5. Metastatic Tumors
- Most CNS metastases are carcinomas.
- Primary sites: lung (#1), breast, kidney, melanoma, GI tract.
- Sharply demarcated masses at gray-white matter junction, surrounded by edema.
- Paraneoplastic syndromes (no metastasis but neurological symptoms):
- Subacute cerebellar degeneration.
- Limbic encephalitis.
- Subacute sensory neuropathy.
- Rapidly developing psychosis, coma, catatonia.
6. Tumors of PNS
A) Schwannoma
- Encapsulated benign tumors from Schwann cells.
- Symptoms: local compression of adjacent structures.
- Often cerebellopontine angle, on vestibular branch of CN VIII → hearing loss = “acoustic neuroma”.
- Bilateral acoustic neuroma = neurofibromatosis type 2 (NF2).
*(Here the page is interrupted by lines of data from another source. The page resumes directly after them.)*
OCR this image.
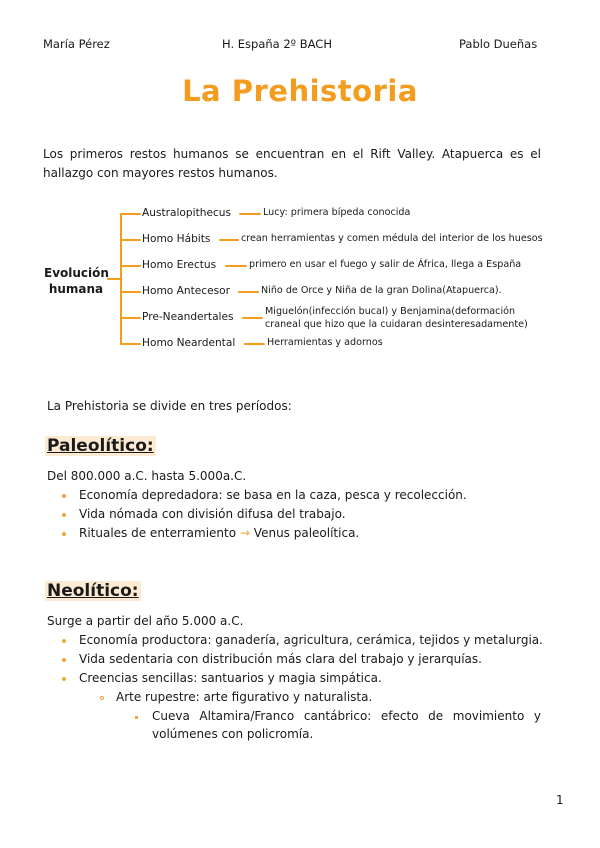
María Pérez	H. España 2º BACH	Pablo Dueñas
La Prehistoria
Los primeros restos humanos se encuentran en el Rift Valley. Atapuerca es el hallazgo con mayores restos humanos.
Evolución
humana
Australopithecus
Homo Hábits
Homo Erectus
Homo Antecesor
Pre-Neandertales
Homo Neardental
Lucy: primera bípeda conocida
crean herramientas y comen médula del interior de los huesos
primero en usar el fuego y salir de África, llega a España
Niño de Orce y Niña de la gran Dolina(Atapuerca).
Miguelón(infección bucal) y Benjamina(deformación
craneal que hizo que la cuidaran desinteresadamente)
Herramientas y adornos
La Prehistoria se divide en tres períodos:
Paleolítico:
Del 800.000 a.C. hasta 5.000a.C.
Economía depredadora: se basa en la caza, pesca y recolección.
Vida nómada con división difusa del trabajo.
Rituales de enterramiento → Venus paleolítica.
Neolítico:
Surge a partir del año 5.000 a.C.
Economía productora: ganadería, agricultura, cerámica, tejidos y metalurgia.
Vida sedentaria con distribución más clara del trabajo y jerarquías.
Creencias sencillas: santuarios y magia simpática.
Arte rupestre: arte figurativo y naturalista.
Cueva Altamira/Franco cantábrico: efecto de movimiento y
volúmenes con policromía.
1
- NF2 gene mutation in sporadic cases.
- Does NOT transform to malignancy (unlike neurofibroma).
Morphology
- Antoni A (elongated cells in fascicles — dense) + Antoni B (loose) growth patterns.
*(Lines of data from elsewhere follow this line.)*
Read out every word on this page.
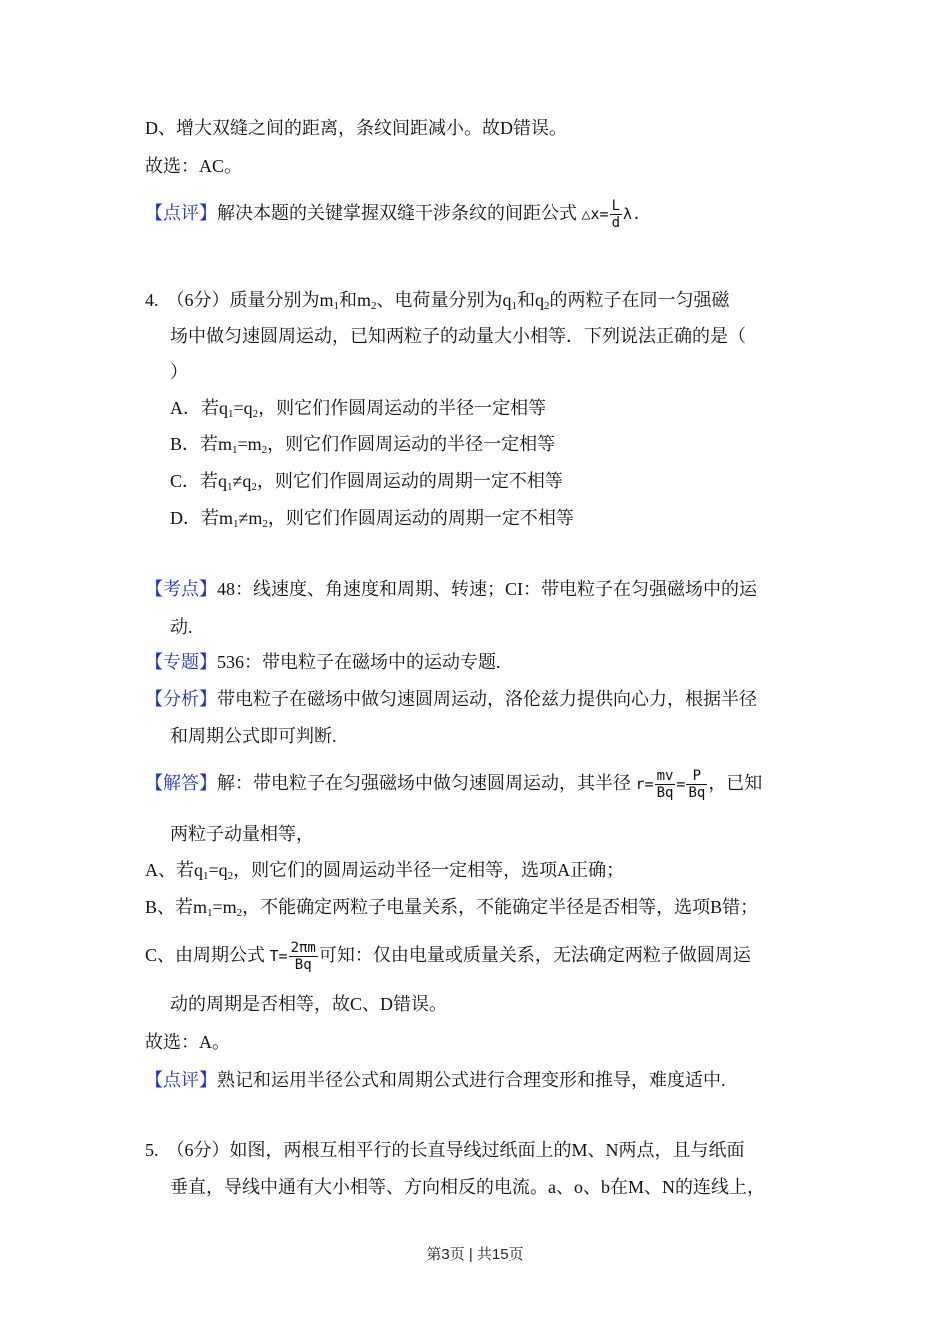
D、增大双缝之间的距离，条纹间距减小。故D错误。
故选：AC。
【点评】解决本题的关键掌握双缝干涉条纹的间距公式 △x= $\frac{L}{d} \lambda$.
4. （6分）质量分别为$m_1$和$m_2$、电荷量分别为$q_1$和$q_2$的两粒子在同一匀强磁
场中做匀速圆周运动，已知两粒子的动量大小相等．下列说法正确的是（
）
A．若$q_1=q_2$，则它们作圆周运动的半径一定相等
B．若$m_1=m_2$，则它们作圆周运动的半径一定相等
C．若$q_1\ne q_2$，则它们作圆周运动的周期一定不相等
D．若$m_1\ne m_2$，则它们作圆周运动的周期一定不相等
【考点】48：线速度、角速度和周期、转速；CI：带电粒子在匀强磁场中的运
动.
【专题】536：带电粒子在磁场中的运动专题.
【分析】带电粒子在磁场中做匀速圆周运动，洛伦兹力提供向心力，根据半径
和周期公式即可判断.
【解答】解：带电粒子在匀强磁场中做匀速圆周运动，其半径 $r= \frac{mv}{Bq} = \frac{P}{Bq}$ ，已知
两粒子动量相等，
A、若$q_1=q_2$，则它们的圆周运动半径一定相等，选项A正确；
B、若$m_1=m_2$，不能确定两粒子电量关系，不能确定半径是否相等，选项B错；
C、由周期公式 $T= \frac{2\pi m}{Bq}$ 可知：仅由电量或质量关系，无法确定两粒子做圆周运
动的周期是否相等，故C、D错误。
故选：A。
【点评】熟记和运用半径公式和周期公式进行合理变形和推导，难度适中.
5. （6分）如图，两根互相平行的长直导线过纸面上的M、N两点，且与纸面
垂直，导线中通有大小相等、方向相反的电流。a、o、b在M、N的连线上，
第3页 | 共15页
- Verocay bodies: nuclear palisading around fibrillary process (Antoni A).
- Frequently hyalinized vessels.
- IHC: S-100⁺.
B) Neurofibroma
- Sporadic or NF1 (neurofibromatosis type 1) association.
Three Types
| Type | Features |
|---|---|
| Localized cutaneous | Dermis + subcutaneous fat; nodules with hyperpigmentation; only cosmetic concern |
| Plexiform | Thickens nerve fascicles; arises in NF1; potential for malignant transformation |
| Diffuse | Large deforming subcutaneous tumor; usually NF1 |
C) Malignant Peripheral Nerve Sheath Tumor (MPNST)
- Malignant mesenchymal tumor (sarcoma) from peripheral nerves.
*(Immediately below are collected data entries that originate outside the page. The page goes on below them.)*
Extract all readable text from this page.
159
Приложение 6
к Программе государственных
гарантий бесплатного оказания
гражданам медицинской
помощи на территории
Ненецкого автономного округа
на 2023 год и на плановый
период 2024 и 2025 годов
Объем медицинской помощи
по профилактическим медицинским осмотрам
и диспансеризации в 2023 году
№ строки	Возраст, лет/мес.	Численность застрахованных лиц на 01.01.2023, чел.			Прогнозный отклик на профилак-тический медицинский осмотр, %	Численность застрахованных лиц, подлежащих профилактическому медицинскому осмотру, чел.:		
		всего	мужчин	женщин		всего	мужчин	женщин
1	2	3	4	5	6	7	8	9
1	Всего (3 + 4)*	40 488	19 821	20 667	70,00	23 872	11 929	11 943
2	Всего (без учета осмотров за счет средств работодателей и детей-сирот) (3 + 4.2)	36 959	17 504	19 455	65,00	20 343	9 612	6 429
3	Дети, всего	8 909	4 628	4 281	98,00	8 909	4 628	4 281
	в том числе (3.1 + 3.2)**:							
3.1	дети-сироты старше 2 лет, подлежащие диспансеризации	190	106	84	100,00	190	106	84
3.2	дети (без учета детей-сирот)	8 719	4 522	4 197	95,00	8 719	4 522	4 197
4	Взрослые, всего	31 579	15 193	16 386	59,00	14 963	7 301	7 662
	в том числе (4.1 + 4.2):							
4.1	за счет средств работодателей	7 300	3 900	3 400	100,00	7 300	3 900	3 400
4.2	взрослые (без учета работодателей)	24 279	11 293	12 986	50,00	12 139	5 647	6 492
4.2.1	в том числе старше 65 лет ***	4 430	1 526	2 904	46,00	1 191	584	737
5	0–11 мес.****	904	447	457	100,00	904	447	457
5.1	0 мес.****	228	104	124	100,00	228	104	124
- May develop from plexiform neurofibroma (NF1) or differentiate from Schwann cells (NOT from schwannoma!).
- Locally invasive → metastatic spread + multiple recurrences.
7. Summary Table
| Tumor | Cell/Key features |
|---|---|
| Pilocytic astrocytoma (G1) | Children, cerebellum, cystic, Rosenthal fibers, BRAF |
| Fibrillary astrocytoma | IDH1/2; 80 % of adult brain tumors; infiltrative |
| Glioblastoma (G4) | Adults; pseudopalisading necrosis + microvascular proliferation; butterfly lesion; 15–18 mo survival |
| Oligodendroglioma | IDH1/2 + 1p/19q co-deletion; “fried egg” + chicken-wire vasculature + calcifications; chemo-sensitive |
| Ependymoma | 4th ventricle in kids; spinal cord in adults; perivascular pseudorosettes |
| Medulloblastoma | Cerebellum in kids; small blue round cells; Homer-Wright rosettes; WNT (best) / SHH / non-WNT non-SHH |
| Meningioma | Arachnoid; psammoma bodies + whorls; women, ER/PR⁺ |
| Metastases | Gray-white junction; lung > breast > kidney/melanoma |
| Schwannoma | CN VIII (acoustic); Antoni A/B, Verocay bodies, S-100⁺; NF2; no malignant transformation |
| Neurofibroma | NF1; plexiform can transform to MPNST |
💡 High-yield: GBM (G4) = adults; pseudopalisading necrosis + microvascular proliferation; butterfly across corpus callosum; 15–18 mo survival. Pilocytic astrocytoma (G1) = children, cerebellum, Rosenthal fibers, BRAF. Oligodendroglioma = IDH + 1p/19q co-deletion → chemo-sensitive; “fried egg” + chicken-wire vasculature + calcifications. Ependymoma = 4th ventricle in kids → hydrocephalus; perivascular pseudorosettes. Medulloblastoma = cerebellum in kids; small blue round cells; Homer-Wright rosettes; WNT best prognosis. Meningioma = women, arachnoid, psammoma bodies + whorls, ER/PR⁺. Metastases at gray-white junction (lung #1). Schwannoma = CN VIII (acoustic neuroma), Antoni A/B, Verocay bodies, S-100⁺; bilateral = NF2. Neurofibroma = NF1; plexiform → MPNST risk.